Is that ethical? Exploring ethical challenges facing social media researchers (by Aimi Ladesco)

This blog explores some of the challenges, issues and grey areas that can arise when researching user-generated content (eg, social media and web forums).

It is important to distinguish between situations that relate to the researcher’s role as an individual, and to those that relate to her role as an associate of her employing institution.

As an individual, the researcher may take a utilitarian view and argue that there is value in capturing and analysing user-generated content at an aggregate level, in order to monitor trends associated with events of public interest, such as infectious disease outbreaks.  Such an analysis could clearly be of value and, as the utilitarian philosopher Jeremy Bentham might have observed, would produce more utility than bad.  If, by contrast, the researcher took an ethical stance such as that of Immanuel Kant, which was based on duty rather than utility (deontological), she may object to the use of such content without informed consent.  Not to do so, she might argue, could lead to all kinds of personal data being accessed on the grounds that doing so could be for the greater good.

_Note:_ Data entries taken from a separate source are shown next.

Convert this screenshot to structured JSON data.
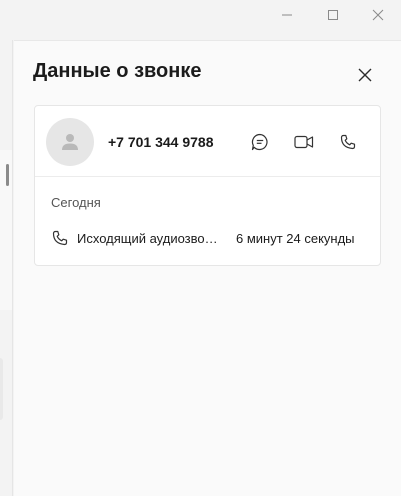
{
  "window": {
    "minimize_icon": "minimize-icon",
    "maximize_icon": "maximize-icon",
    "close_icon": "close-icon"
  },
  "panel": {
    "title": "Данные о звонке",
    "close_icon": "close-icon"
  },
  "contact": {
    "avatar_icon": "person-icon",
    "phone": "+7 701 344 9788",
    "actions": [
      {
        "name": "chat",
        "icon": "chat-icon"
      },
      {
        "name": "video",
        "icon": "video-camera-icon"
      },
      {
        "name": "call",
        "icon": "phone-icon"
      }
    ]
  },
  "history": {
    "date_label": "Сегодня",
    "entries": [
      {
        "icon": "phone-icon",
        "description": "Исходящий аудиозвонок",
        "duration": "6 минут 24 секунды"
      }
    ]
  },
  "colors": {
    "background": "#f3f3f3",
    "panel": "#fafafa",
    "card": "#ffffff",
    "avatar": "#e6e6e6"
  }
}
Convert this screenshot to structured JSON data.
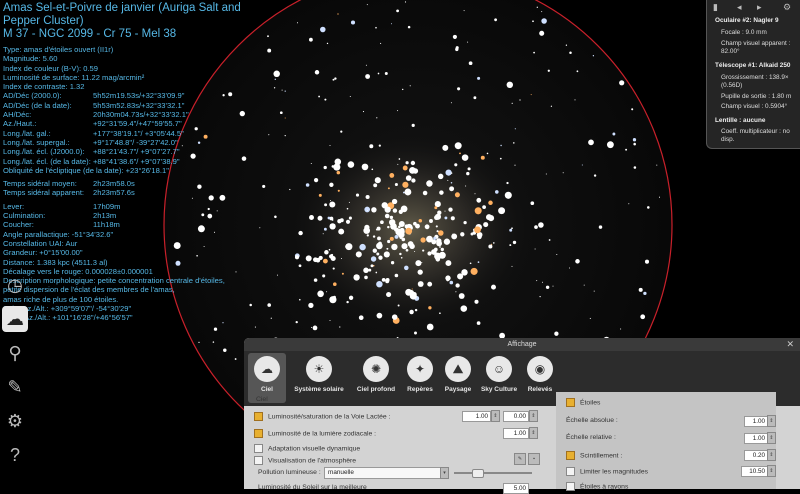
{
  "object": {
    "title1": "Amas Sel-et-Poivre de janvier (Auriga Salt and Pepper Cluster)",
    "title2": "M 37 - NGC 2099 - Cr 75 - Mel 38",
    "lines": [
      "Type: amas d'étoiles ouvert (II1r)",
      "Magnitude: 5.60",
      "Index de couleur (B-V): 0.59",
      "Luminosité de surface: 11.22 mag/arcmin²",
      "Index de contraste: 1.32"
    ],
    "coords": [
      {
        "k": "AD/Déc (2000.0):",
        "v": "5h52m19.53s/+32°33'09.9\""
      },
      {
        "k": "AD/Déc (de la date):",
        "v": "5h53m52.83s/+32°33'32.1\""
      },
      {
        "k": "AH/Déc:",
        "v": "20h30m04.73s/+32°33'32.1\""
      },
      {
        "k": "Az./Haut.:",
        "v": "+92°31'59.4\"/+47°59'55.7\""
      },
      {
        "k": "Long./lat. gal.:",
        "v": "+177°38'19.1\"/ +3°05'44.5\""
      },
      {
        "k": "Long./lat. supergal.:",
        "v": "+9°17'48.8\"/ -39°27'42.0\""
      },
      {
        "k": "Long./lat. écl. (J2000.0):",
        "v": "+88°21'43.7\"/ +9°07'27.7\""
      },
      {
        "k": "Long./lat. écl. (de la date):",
        "v": "+88°41'38.6\"/ +9°07'38.9\""
      }
    ],
    "obliquity": "Obliquité de l'écliptique (de la date): +23°26'18.1\"",
    "times": [
      {
        "k": "Temps sidéral moyen:",
        "v": "2h23m58.0s"
      },
      {
        "k": "Temps sidéral apparent:",
        "v": "2h23m57.6s"
      }
    ],
    "events": [
      {
        "k": "Lever:",
        "v": "17h09m"
      },
      {
        "k": "Culmination:",
        "v": "2h13m"
      },
      {
        "k": "Coucher:",
        "v": "11h18m"
      }
    ],
    "tail": [
      "Angle parallactique: -51°34'32.6\"",
      "Constellation UAI: Aur",
      "Grandeur: +0°15'00.00\"",
      "Distance: 1.383 kpc (4511.3 al)",
      "Décalage vers le rouge: 0.000028±0.000001",
      "Description morphologique: petite concentration centrale d'étoiles,",
      "petite dispersion de l'éclat des membres de l'amas,",
      "amas riche de plus de 100 étoiles.",
      "Solar Az./Alt.: +309°59'07\"/ -54°30'29\"",
      "Lunar Az./Alt.: +101°16'28\"/+46°56'57\""
    ]
  },
  "ocular_panel": {
    "ocular_title": "Oculaire #2: Nagler 9",
    "focal": "Focale : 9.0 mm",
    "fov_label": "Champ visuel apparent :",
    "fov_value": "82.00°",
    "telescope_title": "Télescope #1: Alkaid 250",
    "magnif": "Grossissement : 138.9×",
    "magnif2": "(0.56D)",
    "exit_pupil": "Pupille de sortie : 1.80 m",
    "fov_real": "Champ visuel : 0.5904°",
    "lens_title": "Lentille : aucune",
    "coef": "Coeff. multiplicateur : no",
    "disp": "disp."
  },
  "dialog": {
    "title": "Affichage",
    "tabs": [
      {
        "label": "Ciel",
        "icon": "sky-icon",
        "glyph": "☁"
      },
      {
        "label": "Système solaire",
        "icon": "solar-system-icon",
        "glyph": "☀"
      },
      {
        "label": "Ciel profond",
        "icon": "galaxy-icon",
        "glyph": "✺"
      },
      {
        "label": "Repères",
        "icon": "markings-icon",
        "glyph": "✦"
      },
      {
        "label": "Paysage",
        "icon": "landscape-icon",
        "glyph": "⛰"
      },
      {
        "label": "Sky Culture",
        "icon": "sky-culture-icon",
        "glyph": "☺"
      },
      {
        "label": "Relevés",
        "icon": "surveys-icon",
        "glyph": "◉"
      }
    ],
    "left_section": "Ciel",
    "milky_way": "Luminosité/saturation de la Voie Lactée :",
    "milky_val1": "1.00",
    "milky_val2": "0.00",
    "zodiacal": "Luminosité de la lumière zodiacale :",
    "zodiacal_val": "1.00",
    "adaptation": "Adaptation visuelle dynamique",
    "atmosphere": "Visualisation de l'atmosphère",
    "pollution_label": "Pollution lumineuse :",
    "pollution_value": "manuelle",
    "bottom_cut": "Luminosité du Soleil sur la meilleure",
    "bottom_val": "5.00",
    "right_section": "Étoiles",
    "abs_scale": "Échelle absolue :",
    "abs_val": "1.00",
    "rel_scale": "Échelle relative :",
    "rel_val": "1.00",
    "twinkle": "Scintillement :",
    "twinkle_val": "0.20",
    "limit_mag": "Limiter les magnitudes",
    "limit_val": "10.50",
    "spikes": "Étoiles à rayons"
  },
  "colors": {
    "info_text": "#56b8e6",
    "ocular_circle": "#c8202a",
    "checkbox_on": "#e8b030"
  }
}
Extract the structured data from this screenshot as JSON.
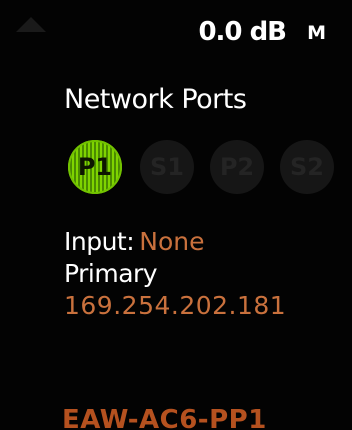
{
  "header": {
    "level_text": "0.0 dB",
    "mode_badge": "M",
    "corner_icon": "network-icon"
  },
  "page": {
    "title": "Network Ports"
  },
  "ports": [
    {
      "label": "P1",
      "active": true
    },
    {
      "label": "S1",
      "active": false
    },
    {
      "label": "P2",
      "active": false
    },
    {
      "label": "S2",
      "active": false
    }
  ],
  "details": {
    "input_label": "Input:",
    "input_value": "None",
    "primary_label": "Primary",
    "ip_address": "169.254.202.181"
  },
  "device": {
    "name": "EAW-AC6-PP1"
  },
  "colors": {
    "background": "#030303",
    "active_port": "#7fd400",
    "value_text": "#c9713d",
    "device_name": "#b5511f"
  }
}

As an associate of an employing institution, there are additional ethical considerations. The researcher will, for example, be expected to help her employer fulfil legal duties in regards to the data protection act and the safeguarding of participants.  She will also be, to some extent, morally obliged to protect the image of her employer. 

The ethical policies that arise from such considerations can sometimes delay research or halt potential collaborations. One of the values of social media research is that it allows the capture and rapid analysis of data relating to emerging news stories.  

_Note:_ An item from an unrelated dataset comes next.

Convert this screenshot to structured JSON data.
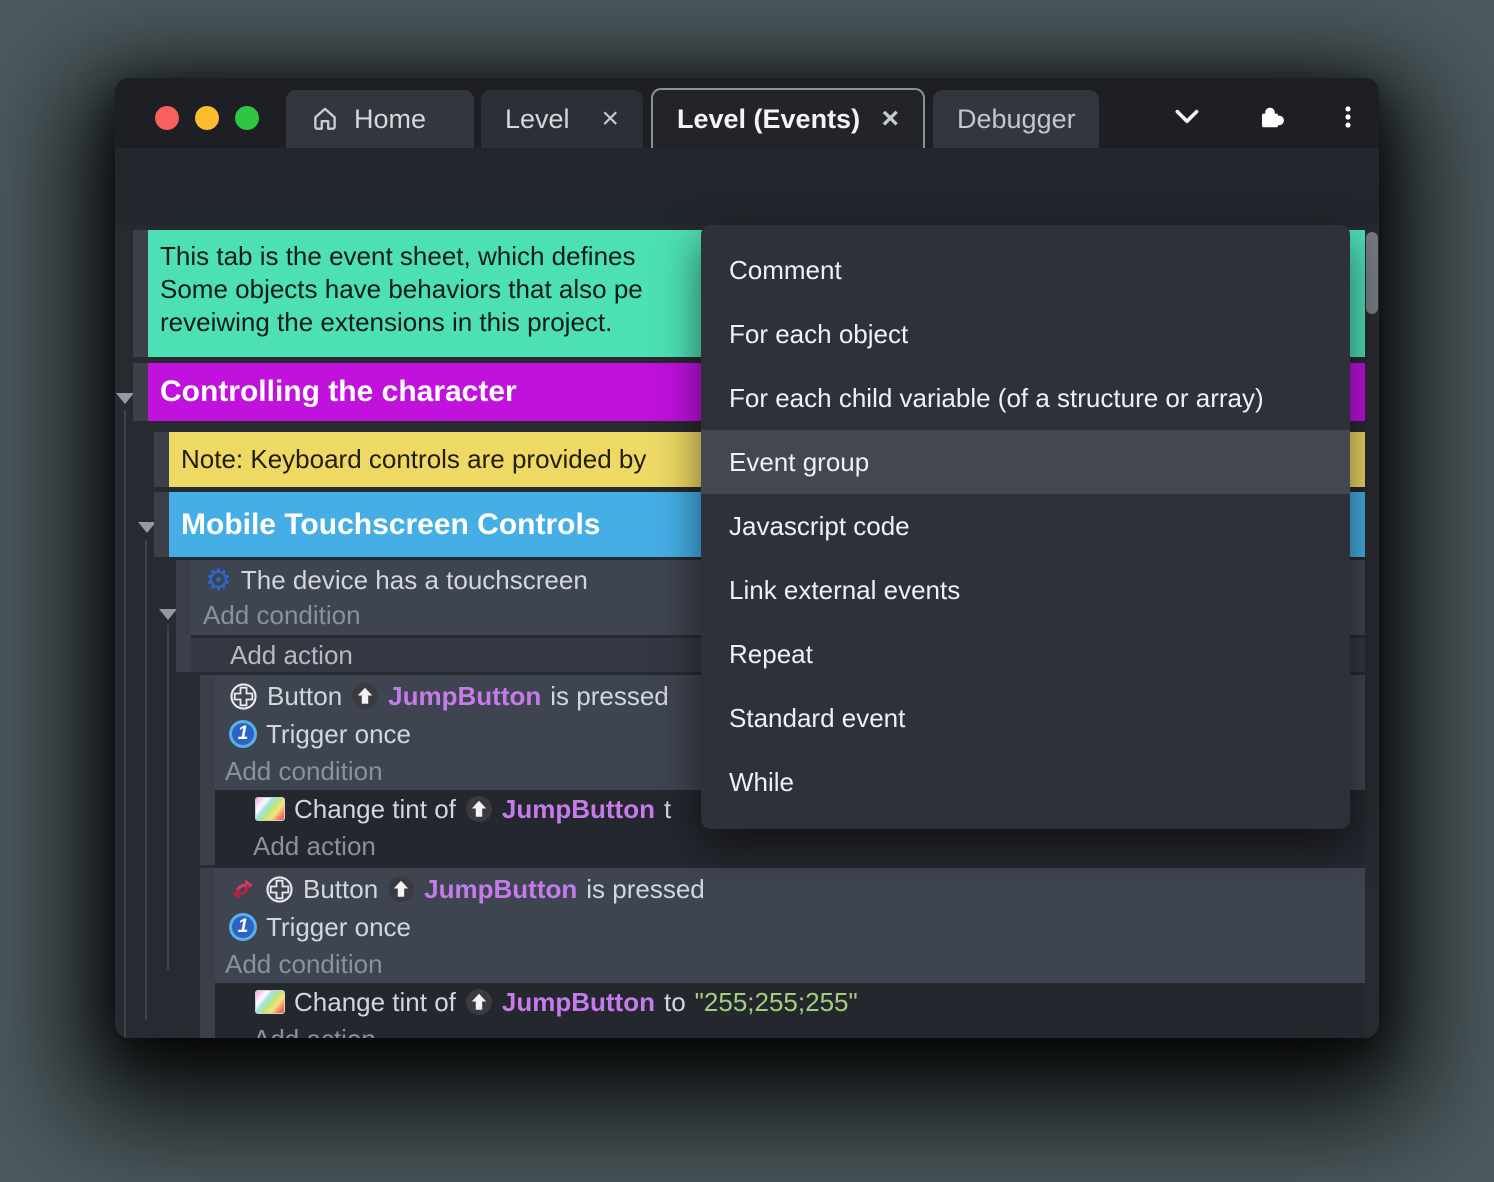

Research institutions often have different ethical polices, with some being stricter than others possibly because, like the individual researcher, the ethics of different institutions are differently affected by utilitarian and deontological considerations.  The loss of opportunity to analyse and react to change caused by some of the stricter policies may, ironically, be a cause of harm as well as a means of preventing it.

There are instances where a researcher in a crisis situation may, through appropriate use of social media data (such as Twitter), be able to map locations of particular concern and offer refuge points in a crisis situation: the work of digital humanitarians, such as Patrick Meier provides a good example. The Standby Task-Force is a global network of volunteers who assist crisis-affected communities. However, initiatives such as this may be stifled by some of the ethical policies associated with research involving human participants.

This leads to another distinct, but related concern: should such ethics policies apply to research conducted in a researcher’s own time, using her own equipment, rather than research carried out in accord with her role as employee of a research establishment? For example certain voluntary activities (such as the Standby Task-Force) may be classed as research.  If they are classed in this way and are, according to the employing institution, deemed unethical, who should carry out such potentially life-saving activities?

Resources for further reading:

Sunday, 17 January 2016

Santa Claus: The truth! (And the usefulness)

It's a nice feeling to get a paper accepted.  Then comes the crunch moment when you realize that you said something silly and it's now preserved in print.

In 2014, I had a paper published in J.Doc about the evolution of information.  In it I argued that:
"the beliefs of any culture lead to practices that can be fitted into one of three categories. There will be some that are useful for all people for all time; some that were useful for some people at some time; and some that were never useful for anyone at any time."

I was being cautious.  Originally I had meant to write that beliefs were true for all time, for some time or for no time, but was daunted by the philosophical baggage associated with the word truth so I chose instead, to refer to usefulness.  That was a big mistake.  Last month's discussion was an example of why.

The topic was: "When did you stop believing in Santa?  Why?  If you still believe in Santa, please come prepared to present evidence.  If your  culture is a Santa-free zone, who or what is the equivalent in your culture?"

Not surprisingly, none of those who attended believed in Santa.  Sadly, we didn't have anyone from another culture who was prepared to nominate a Santa equivalent.  What emerged from discussion though, was the fact that Santa Claus is a very creepy individual.  An old man who spends 364 days of the year monitoring the behaviour of children and who is capable of sneaking unseen into their bedrooms at night would, in most other circumstances, be an object of fear rather than affection.  As it turned out, we weren't the first people to have that thought, and Santa Claus has featured in at least one horror film.

However, Santa Claus is an example of where utility and truth diverge.  His myth is, I'm fairly certain, one that few adults have ever believed.  However, like many myths without truth, it is useful. A point that was made by more than one person at the discussion was the role that Santa Claus plays in coercing excitable children to go to bed quietly on Christmas Eve.  He is a metaphysical protection racket: Behave - Or else!

Santa Claus is an example of why, in all probability, there have been no beliefs that have been useful for nobody at any time.  Even ones that are clearly and demonstrably untrue can be put to use by someone.